Mar 11, 2010

Fred Rogers Center to host confab on educational technology

More than 60 national leaders in education, research, technology, policy and children’s media will meet March 22 and 23 at the Fred Rogers Center in LaTrobe, Pa., to explore using new technologies and media in education. Representing pubcasting at the Fred Forward Conference on Creative Curiosity, New Media and Learning (PDF) will be CPB, the Joan Ganz Cooney Center at Sesame Workshop, PBS and Family Communications Inc., Rogers' production company that carries on the educational legacy of Mister Rogers.

Satellite carriage bill passes Senate, could be law by Easter Congressional break

The Senate yesterday passed the Satellite Television Extension and Localism Act. The Association of Public Television Stations had backed passage of the bill, which was known as the Satellite Home Viewer Update and Reauthorization Act when it passed the House on Dec. 3. The bills allow satellite operators to carry out-of-market network TV station signals for viewers who don't receive an adequate signal from their nearby stations. In a statement, APTS President Larry Sidman praised Congressional leadership. “Working together on a bipartisan basis with each other and with their counterparts in the House, they have crafted legislation that serves consumers interests.” Next up: A joint conference committee to hammer out any differences in the bills. The statement added that APTS hopes the bill will be signed into law before the Easter recess.
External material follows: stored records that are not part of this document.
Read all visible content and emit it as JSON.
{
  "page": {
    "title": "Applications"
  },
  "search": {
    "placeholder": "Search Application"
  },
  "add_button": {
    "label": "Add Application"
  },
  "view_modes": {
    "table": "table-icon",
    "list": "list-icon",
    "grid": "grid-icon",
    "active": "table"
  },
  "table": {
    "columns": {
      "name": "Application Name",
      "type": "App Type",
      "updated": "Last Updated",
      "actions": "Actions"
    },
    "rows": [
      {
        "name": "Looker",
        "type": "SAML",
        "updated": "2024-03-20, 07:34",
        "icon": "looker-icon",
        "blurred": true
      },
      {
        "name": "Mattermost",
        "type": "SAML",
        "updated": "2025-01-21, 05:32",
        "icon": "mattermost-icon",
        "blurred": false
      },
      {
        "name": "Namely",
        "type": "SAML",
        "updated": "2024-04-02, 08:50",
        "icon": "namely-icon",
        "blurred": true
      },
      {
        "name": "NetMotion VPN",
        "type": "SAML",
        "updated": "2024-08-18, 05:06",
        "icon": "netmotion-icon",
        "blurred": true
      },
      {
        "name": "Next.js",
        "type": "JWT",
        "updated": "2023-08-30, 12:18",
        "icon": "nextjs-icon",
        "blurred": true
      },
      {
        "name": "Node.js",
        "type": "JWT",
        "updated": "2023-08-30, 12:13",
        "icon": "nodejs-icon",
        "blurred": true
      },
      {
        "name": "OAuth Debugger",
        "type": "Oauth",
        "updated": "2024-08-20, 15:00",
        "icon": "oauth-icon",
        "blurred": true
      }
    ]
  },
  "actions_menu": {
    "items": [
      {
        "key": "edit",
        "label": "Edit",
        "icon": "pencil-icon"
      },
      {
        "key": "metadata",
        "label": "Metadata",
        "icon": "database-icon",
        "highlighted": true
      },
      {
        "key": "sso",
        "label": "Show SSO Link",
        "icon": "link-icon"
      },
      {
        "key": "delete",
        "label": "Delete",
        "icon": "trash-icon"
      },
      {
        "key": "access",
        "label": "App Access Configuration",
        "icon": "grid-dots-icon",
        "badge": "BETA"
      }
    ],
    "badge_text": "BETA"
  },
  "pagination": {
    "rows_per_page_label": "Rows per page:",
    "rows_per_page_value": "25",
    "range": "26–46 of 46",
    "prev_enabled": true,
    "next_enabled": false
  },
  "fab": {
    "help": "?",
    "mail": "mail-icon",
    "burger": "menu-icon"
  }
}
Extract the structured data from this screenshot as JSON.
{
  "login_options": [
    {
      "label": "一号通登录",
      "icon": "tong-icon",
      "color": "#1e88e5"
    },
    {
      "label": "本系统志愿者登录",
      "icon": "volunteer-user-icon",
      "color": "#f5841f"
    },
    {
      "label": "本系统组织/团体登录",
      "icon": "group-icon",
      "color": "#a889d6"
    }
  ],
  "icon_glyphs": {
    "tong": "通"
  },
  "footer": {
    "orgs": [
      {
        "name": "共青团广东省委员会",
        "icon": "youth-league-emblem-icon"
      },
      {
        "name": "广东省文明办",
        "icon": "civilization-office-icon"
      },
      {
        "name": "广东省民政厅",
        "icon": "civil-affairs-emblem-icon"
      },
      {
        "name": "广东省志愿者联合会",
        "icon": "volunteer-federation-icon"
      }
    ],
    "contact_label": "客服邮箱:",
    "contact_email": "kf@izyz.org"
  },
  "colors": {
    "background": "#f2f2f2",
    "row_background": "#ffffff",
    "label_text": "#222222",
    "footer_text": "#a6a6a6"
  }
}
Reeling from funding losses, WQUB seeks partnership with commercial operator

WQUB in Quincy, Ill., plans to dismiss its professional on-air staff as of June 1 and turn most of its operations over to WGEM, a commercial radio/TV outlet affilated with NBC. Quincy University, WQUB's licensee, is reducing its $250k subsidy for the NPR News and music station but doesn't want to sell it, says Bob Weirather, g.m. "That is not in their mind at all. What we're trying to do is get more community support for the station." The station doesn't qualify for state funding because Quincy is a private university. Last year, it fell out of CPB funding criteria and lost half of its $90,000 Community Service Grant, according to Weirather. It also was disqualified from funding by the Illinois Arts Council. The relationship with WGEM, reported March 9 by the Quincy-Herald Whig, is under negotiation, but Wierather expects that WGEM's talent will announce programming and student interns will continue to host air-shifts. "Our programming will be unchanged, but the voices may be different," Weirather said. "We will still determine the programming and content." WQUB's 28,000-watt signal broadcasts to rural western Illinois and northeastern Missouri, reaching a potential audience of 119,000.